- Film poster
- Directed by: Hugues Martin; Sandra Martin;
- Written by: Hugues Martin; Sandra Martin;
- Produced by: Caroline Adrian; Antoine Rein; Fabrice Goldstein;
- Starring: Grégoire Leprince-Ringuet; Aurélien Wiik; Saïd Taghmaoui;
- Cinematography: Pierre Cottereau
- Edited by: Nicolas Sarkissian
- Music by: Siegfried Canto
- Production companies: Delante Films; Karé Productions; Agora Films;
- Distributed by: SND Films
- Release date: 11 August 2010;
- Running time: 96 minutes
- Country: France
- Language: French

= Djinns (film) =

Djinns (also known by the title Stranded) is a 2010 French horror film written and directed by Hugues Martin and Sandra Martin, set during the Algerian War in 1960. It stars Saïd Taghmaoui, Cyril Raffaelli and Aurélien Wiik. The film is about a group of French soldiers who are attacked during a rescue mission by a jinn.

==Plot==
Algeria, 1960. A unit of French paratroopers is sent to search for a missing plane in the desert. The wreckage of the plane is quickly located, but there are no survivors, just a briefcase stamped "defense secret." Assaulted by enemy soldiers of the National Liberation Army, the troops then find refuge in a strange citadel which seems abandoned.
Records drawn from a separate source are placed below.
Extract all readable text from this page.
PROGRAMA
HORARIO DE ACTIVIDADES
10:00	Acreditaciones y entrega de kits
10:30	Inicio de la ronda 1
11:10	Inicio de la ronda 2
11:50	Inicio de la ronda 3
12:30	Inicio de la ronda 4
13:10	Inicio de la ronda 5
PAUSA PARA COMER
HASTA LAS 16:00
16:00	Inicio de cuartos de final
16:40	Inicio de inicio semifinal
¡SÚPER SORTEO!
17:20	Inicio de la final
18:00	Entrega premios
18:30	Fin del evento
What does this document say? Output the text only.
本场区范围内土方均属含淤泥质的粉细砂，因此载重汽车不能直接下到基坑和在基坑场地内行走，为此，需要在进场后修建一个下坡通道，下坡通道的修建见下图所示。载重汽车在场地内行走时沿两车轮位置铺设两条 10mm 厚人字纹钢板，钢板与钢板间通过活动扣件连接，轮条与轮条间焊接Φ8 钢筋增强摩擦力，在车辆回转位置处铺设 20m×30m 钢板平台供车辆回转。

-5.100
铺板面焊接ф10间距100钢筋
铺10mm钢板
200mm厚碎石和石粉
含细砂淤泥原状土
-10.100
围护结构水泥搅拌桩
Despite the guardian's warnings, they wake up the Djinns, the evil spirits of the desert who kill each other on the patrol.

==Production==
The French production was shot entirely in Morocco. Nicolas Duvauchelle was originally cast for the project in December 2007 but was replaced by Saïd Taghmaoui as Aroui on 20 January 2009. Djinns was directed and based on a screenplay by Hugues and his wife Sandra. Caroline Adrian, Antoine Rein and Fabrice Goldstein produced for Delante Films.

==Release==
Djinns was premiered in France on 11 August 2010 and had its French theatrical release on the same day. It was released in the UK in cinemas as Stranded on 31 August 2010. The US release over SND is currently unknown.

==Soundtrack==
The French electronica musician Siegfried Canto composed the score.